Musical legends in Texas are not hard to find, but rounding up two or three of them and getting them to visit Arkansas is not always that easy.
One of them -- Bob Livingston -- will stop in central Arkansas on Friday night and then head to Northwest Arkansas to join his former band mate, John Inmon (they have been together in the Lost Gonzo Band, on and off, since 1972), and their pal Bobby Bridger, who has pursued his own muse on a path through the West once traveled by his great-great-uncle, Jim Bridger. The threesome will do shows in Rogers on Saturday and Sunday.
Austin Legends: Bob Livingston, John Inmon and Bobby Bridger
Livingston solo: 7-10 p.m. Friday, Kent Walker Artisan Cheese, 323 S. Cross St., Little Rock
Full lineup: 3-6 p.m. Saturday, Frisco Station-Main Stage, Main Street Rogers Oktoberfest, Rogers
Full lineup: 3-6 p.m. Sunday, Ozark Beer Co., 1700 S. First St., Rogers
They have played together and with others for more than four decades. Their resumes include stints with Michael Martin Murphey, Jerry Jeff Walker, Willie Nelson, Steve Fromholz and Gary P. Nunn.

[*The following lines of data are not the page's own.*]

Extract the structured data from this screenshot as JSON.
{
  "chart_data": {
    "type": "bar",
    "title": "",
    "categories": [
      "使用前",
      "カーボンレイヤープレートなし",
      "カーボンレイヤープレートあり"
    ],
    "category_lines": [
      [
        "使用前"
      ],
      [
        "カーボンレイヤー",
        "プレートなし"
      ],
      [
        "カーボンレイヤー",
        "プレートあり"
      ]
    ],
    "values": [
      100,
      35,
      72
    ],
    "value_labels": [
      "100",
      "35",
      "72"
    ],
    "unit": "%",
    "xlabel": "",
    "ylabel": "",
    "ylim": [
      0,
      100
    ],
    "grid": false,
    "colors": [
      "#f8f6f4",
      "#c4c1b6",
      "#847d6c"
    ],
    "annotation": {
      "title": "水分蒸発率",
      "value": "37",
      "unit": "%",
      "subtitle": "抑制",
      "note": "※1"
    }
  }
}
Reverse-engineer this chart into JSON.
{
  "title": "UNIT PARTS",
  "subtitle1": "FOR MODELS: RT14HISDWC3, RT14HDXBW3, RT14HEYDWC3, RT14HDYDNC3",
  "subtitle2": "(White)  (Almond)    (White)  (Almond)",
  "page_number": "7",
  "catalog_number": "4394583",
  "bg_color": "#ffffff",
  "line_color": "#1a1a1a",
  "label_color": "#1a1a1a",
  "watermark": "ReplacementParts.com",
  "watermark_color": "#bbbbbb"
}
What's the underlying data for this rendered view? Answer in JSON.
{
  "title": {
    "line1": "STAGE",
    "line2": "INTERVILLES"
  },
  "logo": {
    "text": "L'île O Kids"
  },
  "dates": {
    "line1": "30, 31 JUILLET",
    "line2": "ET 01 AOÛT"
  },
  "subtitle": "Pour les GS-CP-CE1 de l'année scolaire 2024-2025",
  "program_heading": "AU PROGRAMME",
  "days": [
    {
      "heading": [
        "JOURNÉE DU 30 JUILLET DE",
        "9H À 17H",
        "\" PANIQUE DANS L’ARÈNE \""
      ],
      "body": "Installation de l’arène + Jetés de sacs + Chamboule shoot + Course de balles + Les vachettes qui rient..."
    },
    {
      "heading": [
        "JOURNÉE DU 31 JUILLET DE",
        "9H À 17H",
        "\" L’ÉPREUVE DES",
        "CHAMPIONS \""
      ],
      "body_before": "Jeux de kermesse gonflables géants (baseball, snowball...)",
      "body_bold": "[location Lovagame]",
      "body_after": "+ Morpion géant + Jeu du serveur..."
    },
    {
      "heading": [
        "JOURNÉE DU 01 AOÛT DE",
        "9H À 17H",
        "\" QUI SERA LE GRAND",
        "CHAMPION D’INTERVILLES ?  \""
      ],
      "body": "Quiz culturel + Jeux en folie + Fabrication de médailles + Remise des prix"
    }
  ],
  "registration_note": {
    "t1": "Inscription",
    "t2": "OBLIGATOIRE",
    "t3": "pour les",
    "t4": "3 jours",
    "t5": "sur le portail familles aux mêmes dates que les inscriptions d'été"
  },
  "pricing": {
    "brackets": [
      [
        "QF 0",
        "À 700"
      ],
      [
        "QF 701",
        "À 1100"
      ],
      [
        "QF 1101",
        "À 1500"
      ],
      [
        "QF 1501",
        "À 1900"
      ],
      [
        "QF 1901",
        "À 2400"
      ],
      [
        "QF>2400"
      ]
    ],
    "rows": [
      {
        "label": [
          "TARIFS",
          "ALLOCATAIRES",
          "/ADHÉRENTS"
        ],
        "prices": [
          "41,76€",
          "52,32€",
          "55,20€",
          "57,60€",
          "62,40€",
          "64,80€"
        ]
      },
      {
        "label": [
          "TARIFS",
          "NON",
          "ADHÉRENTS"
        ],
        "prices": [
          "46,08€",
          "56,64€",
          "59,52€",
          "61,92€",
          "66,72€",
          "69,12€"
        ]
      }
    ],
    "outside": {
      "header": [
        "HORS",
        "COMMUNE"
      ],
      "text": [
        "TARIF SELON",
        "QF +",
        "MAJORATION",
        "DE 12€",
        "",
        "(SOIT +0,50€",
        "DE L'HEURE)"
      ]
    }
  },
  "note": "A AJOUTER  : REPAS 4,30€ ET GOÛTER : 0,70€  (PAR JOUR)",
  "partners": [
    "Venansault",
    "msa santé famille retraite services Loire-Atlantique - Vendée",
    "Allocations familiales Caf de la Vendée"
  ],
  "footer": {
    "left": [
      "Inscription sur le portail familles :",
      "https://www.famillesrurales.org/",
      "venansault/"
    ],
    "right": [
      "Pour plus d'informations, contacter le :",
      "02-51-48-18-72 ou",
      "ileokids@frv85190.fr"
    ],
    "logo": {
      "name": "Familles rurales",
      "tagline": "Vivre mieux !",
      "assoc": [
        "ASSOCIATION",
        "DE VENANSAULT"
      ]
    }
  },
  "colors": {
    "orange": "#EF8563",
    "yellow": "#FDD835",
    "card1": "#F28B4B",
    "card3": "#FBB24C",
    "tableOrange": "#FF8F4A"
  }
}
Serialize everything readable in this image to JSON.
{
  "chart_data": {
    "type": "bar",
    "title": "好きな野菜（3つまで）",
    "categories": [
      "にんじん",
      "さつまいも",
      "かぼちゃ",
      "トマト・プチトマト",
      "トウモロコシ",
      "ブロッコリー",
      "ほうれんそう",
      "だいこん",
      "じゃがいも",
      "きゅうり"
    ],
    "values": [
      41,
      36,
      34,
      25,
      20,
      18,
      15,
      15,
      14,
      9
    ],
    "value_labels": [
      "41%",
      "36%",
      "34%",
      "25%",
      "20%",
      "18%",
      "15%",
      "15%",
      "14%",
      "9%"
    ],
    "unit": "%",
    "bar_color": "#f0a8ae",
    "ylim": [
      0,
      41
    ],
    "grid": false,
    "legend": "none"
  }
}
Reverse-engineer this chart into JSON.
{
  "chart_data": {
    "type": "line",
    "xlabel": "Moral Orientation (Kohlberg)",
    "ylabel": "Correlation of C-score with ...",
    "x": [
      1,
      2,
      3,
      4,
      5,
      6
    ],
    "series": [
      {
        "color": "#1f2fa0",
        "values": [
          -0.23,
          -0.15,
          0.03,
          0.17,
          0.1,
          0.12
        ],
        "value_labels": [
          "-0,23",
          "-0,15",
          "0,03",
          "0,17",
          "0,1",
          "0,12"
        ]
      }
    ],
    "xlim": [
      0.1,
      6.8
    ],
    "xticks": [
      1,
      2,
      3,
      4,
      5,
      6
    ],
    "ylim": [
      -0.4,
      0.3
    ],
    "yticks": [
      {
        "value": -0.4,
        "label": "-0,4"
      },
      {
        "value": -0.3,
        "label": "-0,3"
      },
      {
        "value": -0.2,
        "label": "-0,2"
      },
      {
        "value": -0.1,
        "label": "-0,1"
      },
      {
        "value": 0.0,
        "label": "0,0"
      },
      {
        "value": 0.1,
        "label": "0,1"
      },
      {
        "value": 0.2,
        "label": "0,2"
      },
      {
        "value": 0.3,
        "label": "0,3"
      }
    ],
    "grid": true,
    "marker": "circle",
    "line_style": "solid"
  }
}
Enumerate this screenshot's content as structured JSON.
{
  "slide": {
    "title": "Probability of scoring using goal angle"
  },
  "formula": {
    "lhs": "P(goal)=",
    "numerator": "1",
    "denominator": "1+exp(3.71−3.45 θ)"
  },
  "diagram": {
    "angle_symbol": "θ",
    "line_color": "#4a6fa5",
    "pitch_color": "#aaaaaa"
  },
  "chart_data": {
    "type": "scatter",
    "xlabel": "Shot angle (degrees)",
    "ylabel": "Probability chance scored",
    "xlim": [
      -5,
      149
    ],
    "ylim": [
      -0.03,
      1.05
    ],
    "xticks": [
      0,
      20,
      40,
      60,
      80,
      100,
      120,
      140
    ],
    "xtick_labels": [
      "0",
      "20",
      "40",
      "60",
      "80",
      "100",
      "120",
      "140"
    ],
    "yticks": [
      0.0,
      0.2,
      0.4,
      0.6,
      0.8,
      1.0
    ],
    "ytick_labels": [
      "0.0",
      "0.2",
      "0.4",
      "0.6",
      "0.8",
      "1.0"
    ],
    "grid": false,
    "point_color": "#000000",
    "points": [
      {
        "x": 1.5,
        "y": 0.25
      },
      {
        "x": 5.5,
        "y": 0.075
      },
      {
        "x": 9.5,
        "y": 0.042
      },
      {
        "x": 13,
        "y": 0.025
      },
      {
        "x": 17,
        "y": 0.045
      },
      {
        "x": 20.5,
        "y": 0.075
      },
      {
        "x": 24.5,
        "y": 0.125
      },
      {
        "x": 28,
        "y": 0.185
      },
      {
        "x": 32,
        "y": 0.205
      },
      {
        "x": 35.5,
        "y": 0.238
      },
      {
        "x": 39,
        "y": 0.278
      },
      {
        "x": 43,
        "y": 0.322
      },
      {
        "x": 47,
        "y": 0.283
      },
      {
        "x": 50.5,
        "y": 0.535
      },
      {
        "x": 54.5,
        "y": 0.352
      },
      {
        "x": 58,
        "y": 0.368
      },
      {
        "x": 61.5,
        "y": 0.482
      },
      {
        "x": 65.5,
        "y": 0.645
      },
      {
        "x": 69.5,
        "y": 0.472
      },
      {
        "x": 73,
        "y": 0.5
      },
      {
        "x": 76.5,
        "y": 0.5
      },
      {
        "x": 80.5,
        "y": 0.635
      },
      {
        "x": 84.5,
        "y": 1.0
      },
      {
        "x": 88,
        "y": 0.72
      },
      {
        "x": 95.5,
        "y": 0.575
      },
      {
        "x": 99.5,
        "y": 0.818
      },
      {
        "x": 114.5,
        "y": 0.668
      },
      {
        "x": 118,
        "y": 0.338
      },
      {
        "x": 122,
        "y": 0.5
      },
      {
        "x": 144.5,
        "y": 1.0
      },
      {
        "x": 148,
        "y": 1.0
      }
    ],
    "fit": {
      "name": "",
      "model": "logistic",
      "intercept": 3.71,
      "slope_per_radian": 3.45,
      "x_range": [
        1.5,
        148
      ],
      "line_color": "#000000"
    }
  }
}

Livingston -- who has toured for years not just around Texas but all over the world doing shows for the U.S. State Department -- has been the most frequent visitor to Arkansas, at least in recent years, as he has traveled several times to The Writers Colony at Dairy Hollow in Eureka Springs, where he has been at work at that writers retreat on a memoir.
"A lot of times, some of the folks in foreign lands have told me they like my stories more than my singing," Livingston says with a laugh. "So eventually I got the message, and decided to write a book about my life and times. And my alma mater, if I can say that about Texas Tech University when I didn't graduate, will be publishing it."
Cautioned about talking too much about Texas Tech after a recent football game in Northwest Arkansas, which was won by Texas Tech, Livingston was off and running with a story about another famous Razorback defeat, the so-called "Big Shootout" in 1969, when the University of Texas squeaked past the Hogs.
"Someone made a documentary about that game," he says, "and they have a scene where Darrell Royal and Frank Broyles are singing 'Will the Circle Be Unbroken,' and they also wanted to use 15 seconds of a Creedence Clearwater Revival song, until they learned it would cost them $20,000. So they asked me if I could write something for them, which I did."
Livingston and Inmon connected when they became part of a group of musicians that backed Murphey and then Walker, before splitting off on their own as the Lost Gonzo Band, which also featured Nunn and others. The band members still get together to play at times. Livingston has made 20 albums with Walker, six with the Gonzos, two each with Murphey and Ray Wylie Hubbard and nine solo recordings. His latest CD, Gypsy Alibi, won the Album of the Year award at the Texas Music Awards in 2011.
Inmon, who calls himself "a hired gun" as a guitarist for Townes Van Zandt, Marcia Ball, Hubbard, Delbert McClinton, Jimmie Dale Gilmore and others, has been assembling a tribute album to the late prolific but reclusive Arkansas singer-songwriter Frank Wood.
Bridger, who was born Robert Durham, has written a biography of William F. "Buffalo Bill" Cody and recorded a four-CD set of songs about the Old West from the perspective of Cody, pioneers and the Lakota Sioux. He also paints and does one-man shows. Inmon and Bridger recently released an album, Vagabond Heart.
"I'll do my show Friday night in Little Rock," Livingston says, "and I'm not sure how we'll do things in Rogers. John can play with anybody on the planet, and he and Bobby have their thing, and John and I go way back. We've played about a million gigs together and John and I played on one of Bobby's records and I was in one of Bobby's plays in Cody, Wyo., so we have a lot of common ground to cover, musically and otherwise."